The push for creators comes after concerns about younger audiences’ lack of interest in sports had grown. A 2022 Emory Goizueta Business School study found that 27% of Gen Z identify as “anti-sports,” compared with 7% of millennials and 5% of Generation X.
The NFL’s push to engage creators, which began in 2019, has already paid off. The percentage of Gen Z and Gen A who identify as fans has grown steadily for the last three years to an all-time high as the league’s investment in creators has grown, according to the NFL.

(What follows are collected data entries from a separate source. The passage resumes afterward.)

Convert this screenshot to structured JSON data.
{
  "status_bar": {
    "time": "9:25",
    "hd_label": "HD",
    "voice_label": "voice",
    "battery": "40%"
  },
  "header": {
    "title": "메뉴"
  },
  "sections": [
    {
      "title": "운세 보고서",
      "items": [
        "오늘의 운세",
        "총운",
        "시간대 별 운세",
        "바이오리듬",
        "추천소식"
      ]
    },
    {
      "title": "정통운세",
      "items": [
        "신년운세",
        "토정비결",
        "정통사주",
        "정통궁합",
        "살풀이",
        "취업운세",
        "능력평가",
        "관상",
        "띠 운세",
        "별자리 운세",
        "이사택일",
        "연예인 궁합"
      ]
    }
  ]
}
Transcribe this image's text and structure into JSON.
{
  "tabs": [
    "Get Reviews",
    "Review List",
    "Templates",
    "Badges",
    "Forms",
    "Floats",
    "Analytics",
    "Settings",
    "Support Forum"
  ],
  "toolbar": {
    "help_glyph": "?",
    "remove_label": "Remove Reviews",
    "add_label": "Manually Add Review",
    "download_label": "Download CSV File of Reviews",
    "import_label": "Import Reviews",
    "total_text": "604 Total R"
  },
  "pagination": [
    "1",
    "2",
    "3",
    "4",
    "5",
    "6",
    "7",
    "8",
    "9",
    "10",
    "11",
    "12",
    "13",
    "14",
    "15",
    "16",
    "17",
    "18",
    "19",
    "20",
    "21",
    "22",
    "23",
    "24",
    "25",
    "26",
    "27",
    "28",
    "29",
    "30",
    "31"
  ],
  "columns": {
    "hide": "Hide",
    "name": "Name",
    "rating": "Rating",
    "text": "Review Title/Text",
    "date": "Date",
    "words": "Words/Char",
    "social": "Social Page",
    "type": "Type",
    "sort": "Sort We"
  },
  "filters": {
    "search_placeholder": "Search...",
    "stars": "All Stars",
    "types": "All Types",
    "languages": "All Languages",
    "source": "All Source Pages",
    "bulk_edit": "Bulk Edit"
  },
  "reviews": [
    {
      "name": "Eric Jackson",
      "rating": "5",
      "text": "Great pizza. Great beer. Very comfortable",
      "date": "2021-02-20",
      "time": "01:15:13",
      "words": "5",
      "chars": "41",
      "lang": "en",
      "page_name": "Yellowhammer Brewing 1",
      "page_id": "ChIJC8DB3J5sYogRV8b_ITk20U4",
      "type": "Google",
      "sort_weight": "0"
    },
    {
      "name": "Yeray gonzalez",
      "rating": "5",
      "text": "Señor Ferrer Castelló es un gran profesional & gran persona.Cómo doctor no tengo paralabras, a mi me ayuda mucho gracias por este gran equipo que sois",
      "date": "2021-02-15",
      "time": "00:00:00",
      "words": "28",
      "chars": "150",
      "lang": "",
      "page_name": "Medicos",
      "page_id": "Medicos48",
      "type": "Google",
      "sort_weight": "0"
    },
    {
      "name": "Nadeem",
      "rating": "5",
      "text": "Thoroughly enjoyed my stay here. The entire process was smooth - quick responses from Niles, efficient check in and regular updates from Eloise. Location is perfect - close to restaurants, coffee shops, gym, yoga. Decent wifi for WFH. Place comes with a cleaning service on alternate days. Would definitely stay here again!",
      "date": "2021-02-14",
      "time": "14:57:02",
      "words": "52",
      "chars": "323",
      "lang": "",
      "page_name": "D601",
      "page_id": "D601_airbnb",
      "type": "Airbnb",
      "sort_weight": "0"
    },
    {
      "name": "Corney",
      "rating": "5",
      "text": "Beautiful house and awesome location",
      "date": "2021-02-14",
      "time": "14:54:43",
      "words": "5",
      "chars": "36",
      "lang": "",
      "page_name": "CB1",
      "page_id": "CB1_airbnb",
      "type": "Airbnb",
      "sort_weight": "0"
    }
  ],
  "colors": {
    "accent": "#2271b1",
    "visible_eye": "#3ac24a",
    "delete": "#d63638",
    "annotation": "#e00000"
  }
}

Besides Austin, Snapchat sent a handful of other creators to the Super Bowl to post behind-the-scenes content using augmented reality filters.
Meanwhile, YouTube, which secured a $2 billion-per-year deal for the rights to “NFL Sunday Ticket” in 2022, has established itself as pivotal to connecting the league with digital audiences. This year, YouTube will debut as the first official sponsor of the Super Bowl Tailgate, which will feature events with top creators like Kristy and Desmond Scott and a livestreamed performance by rapper Post Malone before the game on Sunday.
To adapt to these changes, the NFL has eased up on restrictions around the use of official league footage by creators on their YouTube channels.
The league and YouTube in January expanded their “Access Pass” program to allow retired NFL players like Cam Newton, Jason Kelce and Kurt Benkert to use league footage in their videos.
“There’s this pathway now that certainly did not exist five to 10 years ago,” Trombetta said. “It’s really cool especially as these athletes showcase more of their personalities off the field.”